Multivariate logistic regression was used to analyze the independent effects of race/ethnicity and receipt of physician recommendation on the odds of meeting aerobic and strengthening PA guidelines, and having activity limitations. Additionally, we assessed whether the effects of receipt of physician recommendation to exercise on these outcomes was moderated by race/ethnicity (included an interaction term for race/ethnicity x receipt of physician recommendation) in each model. Covariates included demographic characteristics (age, sex, education, marital status, income, employment, health insurance, having a usual source of care) and health characteristics (smoking status, BMI, self-reported health, comorbidities, psychological distress) and region.

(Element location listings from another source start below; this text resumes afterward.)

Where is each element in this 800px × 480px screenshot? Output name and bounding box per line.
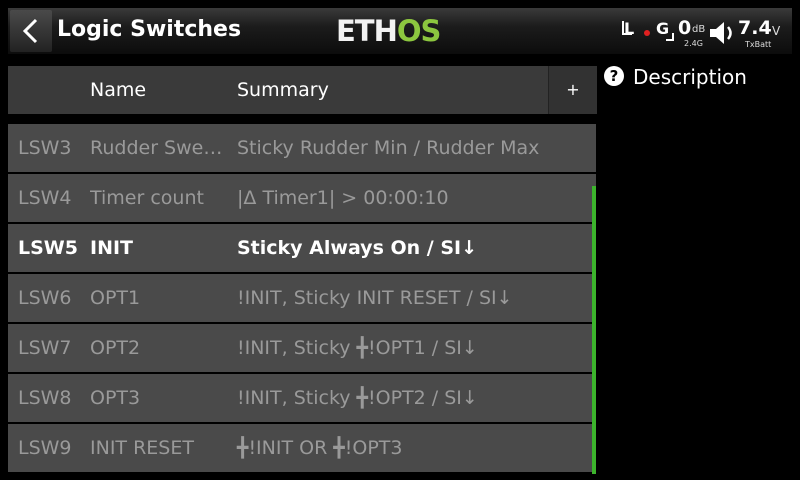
battery-value: 7.4 <box>738 17 772 39</box>
table-row[interactable]: LSW4 Timer count |Δ Timer1| > 00:00:10 <box>8 174 596 222</box>
table-row[interactable]: LSW6 OPT1 !INIT, Sticky INIT RESET / SI↓ <box>8 274 596 322</box>
row-name: Timer count <box>90 187 204 209</box>
row-name: OPT3 <box>90 387 141 409</box>
table-row[interactable]: LSW8 OPT3 !INIT, Sticky ╋!OPT2 / SI↓ <box>8 374 596 422</box>
rssi-band: 2.4G <box>684 39 703 48</box>
scrollbar[interactable] <box>592 186 596 474</box>
page-title: Logic Switches <box>57 17 242 42</box>
row-name: OPT1 <box>90 287 141 309</box>
table-row[interactable]: LSW3 Rudder Swe… Sticky Rudder Min / Rud… <box>8 124 596 172</box>
table-row-selected[interactable]: LSW5 INIT Sticky Always On / SI↓ <box>8 224 596 272</box>
logic-switches-table: Name Summary + LSW3 Rudder Swe… Sticky R… <box>8 66 597 474</box>
row-summary: ╋!INIT OR ╋!OPT3 <box>237 437 403 459</box>
rssi-value: 0 <box>678 17 692 39</box>
description-label: Description <box>633 65 747 89</box>
battery-label: TxBatt <box>745 40 772 49</box>
table-header: Name Summary + <box>8 66 597 114</box>
rssi-unit: dB <box>692 24 706 35</box>
battery-unit: V <box>772 24 781 38</box>
row-summary: Sticky Rudder Min / Rudder Max <box>237 137 540 159</box>
row-name: INIT <box>90 237 134 259</box>
header-bar: Logic Switches ETHOS L G 0 dB 2.4G 7.4 V… <box>0 0 800 62</box>
row-summary: |Δ Timer1| > 00:00:10 <box>237 187 449 209</box>
row-id: LSW4 <box>18 187 72 209</box>
row-id: LSW3 <box>18 137 72 159</box>
row-name: INIT RESET <box>90 437 194 459</box>
table-row[interactable]: LSW9 INIT RESET ╋!INIT OR ╋!OPT3 <box>8 424 596 472</box>
row-id: LSW6 <box>18 287 72 309</box>
row-name: OPT2 <box>90 337 141 359</box>
table-rows: LSW3 Rudder Swe… Sticky Rudder Min / Rud… <box>8 120 596 474</box>
row-summary: Sticky Always On / SI↓ <box>237 237 478 259</box>
row-name: Rudder Swe… <box>90 137 223 159</box>
help-icon: ? <box>604 66 624 86</box>
column-header-summary: Summary <box>237 79 329 101</box>
back-button[interactable] <box>10 10 52 52</box>
receiver-status-icon: L G <box>622 19 678 45</box>
row-summary: !INIT, Sticky INIT RESET / SI↓ <box>237 287 513 309</box>
speaker-icon[interactable] <box>708 20 738 46</box>
row-id: LSW5 <box>18 237 78 259</box>
row-summary: !INIT, Sticky ╋!OPT2 / SI↓ <box>237 387 478 409</box>
table-row[interactable]: LSW7 OPT2 !INIT, Sticky ╋!OPT1 / SI↓ <box>8 324 596 372</box>
ethos-logo: ETHOS <box>336 14 441 48</box>
chevron-left-icon <box>22 18 38 44</box>
add-button[interactable]: + <box>548 66 597 114</box>
row-id: LSW9 <box>18 437 72 459</box>
row-summary: !INIT, Sticky ╋!OPT1 / SI↓ <box>237 337 478 359</box>
row-id: LSW7 <box>18 337 72 359</box>
record-dot-icon <box>644 30 650 36</box>
column-header-name: Name <box>90 79 147 101</box>
row-id: LSW8 <box>18 387 72 409</box>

Multivariate linear regression was used to analyze the independent effects of race/ethnicity and receipt of physician recommendation on joint pain severity, and whether these effects were moderated by race/ethnicity. An interaction term for race/ethnicity x receipt of physician recommendation was included. Covariates included demographic characteristics (age, sex, education, marital status, income, employment, health insurance, having a usual source of care) and health characteristics (smoking status, BMI, self-reported health, comorbidities, psychological distress) and region.
The NHIS sampling weights for the Sample Adult Core were used for all analyses to generate nationally representative population estimates. SAS/STAT software PROC SURVEY SELECT was utilized to insure correct estimates and standard errors.